Abstract Body (Do not enter title and authors here): Background: Calcific aortic valve disease (CAVD) is the leading cause of valvular heart intervention yet lacks effective pharmacological therapies. Ceramides are mediators of inflammation and lipotoxicity in cardiometabolic disorders; however, their role in valvular calcification remains poorly understood. This study aimed to clarify the pathogenic relevance of ceramide accumulation in human CAVD, dissect underlying molecular mechanisms, and evaluate the therapeutic efficacy of targeting ceramide de novo synthesis using a reverse translational approach.

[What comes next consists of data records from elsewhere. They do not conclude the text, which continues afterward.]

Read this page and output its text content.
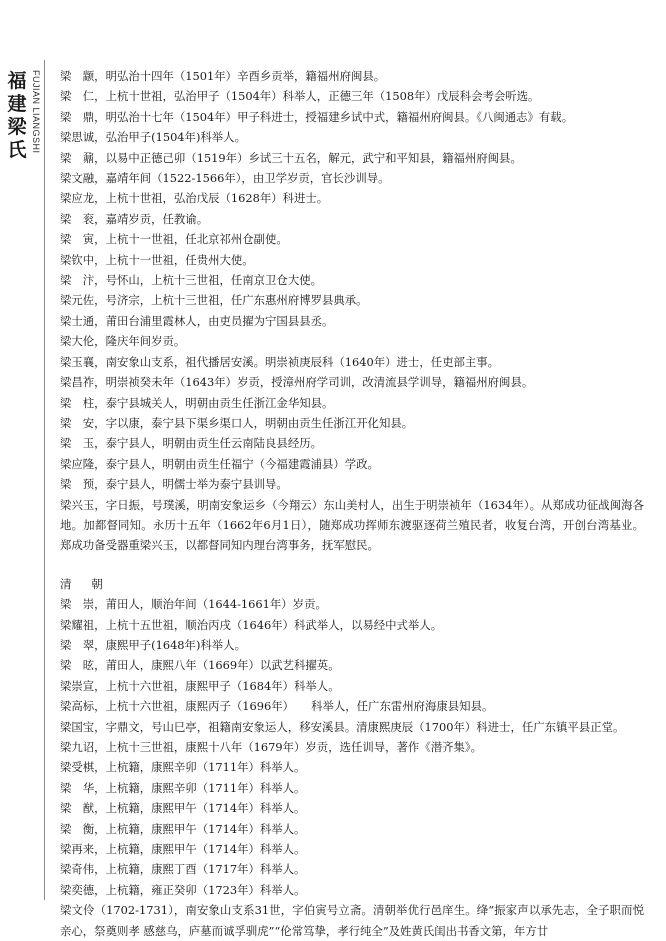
福
建
梁
氏 FUJIAN LIANGSHI 梁　颛，明弘治十四年（1501年）辛酉乡贡举，籍福州府闽县。

梁　仁，上杭十世祖，弘治甲子（1504年）科举人，正德三年（1508年）戊辰科会考会听选。

梁　鼎，明弘治十七年（1504年）甲子科进士，授福建乡试中式，籍福州府闽县。《八闽通志》有载。

梁思诚，弘治甲子(1504年)科举人。

梁　鼐，以易中正德己卯（1519年）乡试三十五名，解元，武宁和平知县，籍福州府闽县。

梁文融，嘉靖年间（1522-1566年），由卫学岁贡，官长沙训导。

梁应龙，上杭十世祖，弘治戊辰（1628年）科进士。

梁　衮，嘉靖岁贡，任教谕。

梁　寅，上杭十一世祖，任北京祁州仓副使。

梁钦中，上杭十一世祖，任贵州大使。

梁　汴，号怀山，上杭十三世祖，任南京卫仓大使。

梁元佐，号济宗，上杭十三世祖，任广东惠州府博罗县典承。

梁士通，莆田台浦里霞林人，由吏员擢为宁国县县丞。

梁大伦，隆庆年间岁贡。

梁玉襄，南安象山支系，祖代播居安溪。明崇祯庚辰科（1640年）进士，任吏部主事。

梁昌祚，明崇祯癸未年（1643年）岁贡，授漳州府学司训，改清流县学训导，籍福州府闽县。

梁　柱，泰宁县城关人，明朝由贡生任浙江金华知县。

梁　安，字以康，泰宁县下渠乡渠口人，明朝由贡生任浙江开化知县。

梁　玉，泰宁县人，明朝由贡生任云南陆良县经历。

梁应隆，泰宁县人，明朝由贡生任福宁（今福建霞浦县）学政。

梁　预，泰宁县人，明儒士举为泰宁县训导。

梁兴玉，字日振，号璞溪，明南安象运乡（今翔云）东山美村人，出生于明崇祯年（1634年）。从郑成功征战闽海各地。加都督同知。永历十五年（1662年6月1日），随郑成功挥师东渡驱逐荷兰殖民者，收复台湾，开创台湾基业。郑成功备受器重梁兴玉，以都督同知内理台湾事务，抚军慰民。

清　朝

梁　崇，莆田人，顺治年间（1644-1661年）岁贡。

梁耀祖，上杭十五世祖，顺治丙戌（1646年）科武举人，以易经中式举人。

梁　翠，康熙甲子(1648年)科举人。

梁　昡，莆田人，康熙八年（1669年）以武艺科擢英。

梁崇宣，上杭十六世祖，康熙甲子（1684年）科举人。

梁高标，上杭十六世祖，康熙丙子（1696年）　　科举人，任广东雷州府海康县知县。

梁国宝，字鼎文，号山巳亭，祖籍南安象运人，移安溪县。清康熙庚辰（1700年）科进士，任广东镇平县正堂。

梁九诏，上杭十三世祖，康熙十八年（1679年）岁贡，选任训导，著作《潜齐集》。

梁受棋，上杭籍，康熙辛卯（1711年）科举人。

梁　华，上杭籍，康熙辛卯（1711年）科举人。

梁　猷，上杭籍，康熙甲午（1714年）科举人。

梁　衡，上杭籍，康熙甲午（1714年）科举人。

梁再来，上杭籍，康熙甲午（1714年）科举人。

梁奇伟，上杭籍，康熙丁酉（1717年）科举人。

梁奕德，上杭籍，雍正癸卯（1723年）科举人。

梁文伶（1702-1731），南安象山支系31世，字伯寅号立斋。清朝举优行邑庠生。绛“振家声以承先志，全子职而悦亲心，祭奠则孝 感慈乌，庐墓而诚孚驯虎”“伦常笃挚，孝行纯全”及姓黄氏闺出书香文第，年方廿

Methods: We integrated lipidomics and proteomics to characterize ceramide accumulation and related inflammatory signaling in calcified versus non-calcified human aortic valves. In vitro, human valvular interstitial cells (hVICs) were used to assess pro-calcific effects of ceramides and synthesis inhibition via serine palmitoyltransferase (SPT) blockade using Myriocin. In vivo, we employed a murine CAVD model (ApoE-KO with PCSK9-AAVDY), to replicate chronic ceramide overload and degenerative pathophysiology of human disease. Effects of SPT inhibition were assessed by echocardiography, lipidomics, histology and single-cell RNA sequencing (scRNA-seq).

Results: Human calcified valves showed pronounced accumulation of long-chain ceramides, correlating with NF-κB activation and endothelial-to-mesenchymal transition (EndMT). In vitro, ceramide induced hVIC calcification in an NF-κB-dependent manner, while inhibition of SPT attenuated hVIC calcification. Translating these findings in vivo, SPT inhibition reduced systemic and valvular ceramide levels without affecting cholesterol, leading to reduced aortic valve calcification and improved valve hemodynamics. scRNA-seq confirmed reduced NF-κB activation and EndMT under Myriocin, along with a shift in VIC phenotypes toward less osteogenic states. Hallmark long-chain C18:0 ceramide species associated with pathogenicity in the murine model correlated with pro-inflammatory and pro-calcific markers in human aortic valves, highlighting cross-species relevance and translational significance.

Conclusions: Ceramide-driven lipotoxicity, mediated through NF-κB-EndMT axis, is a key driver of CAVD pathogenesis. Targeting ceramide de novo synthesis attenuates valvular calcification independent of cholesterol metabolism and represents a novel therapeutic strategy for this unmet need.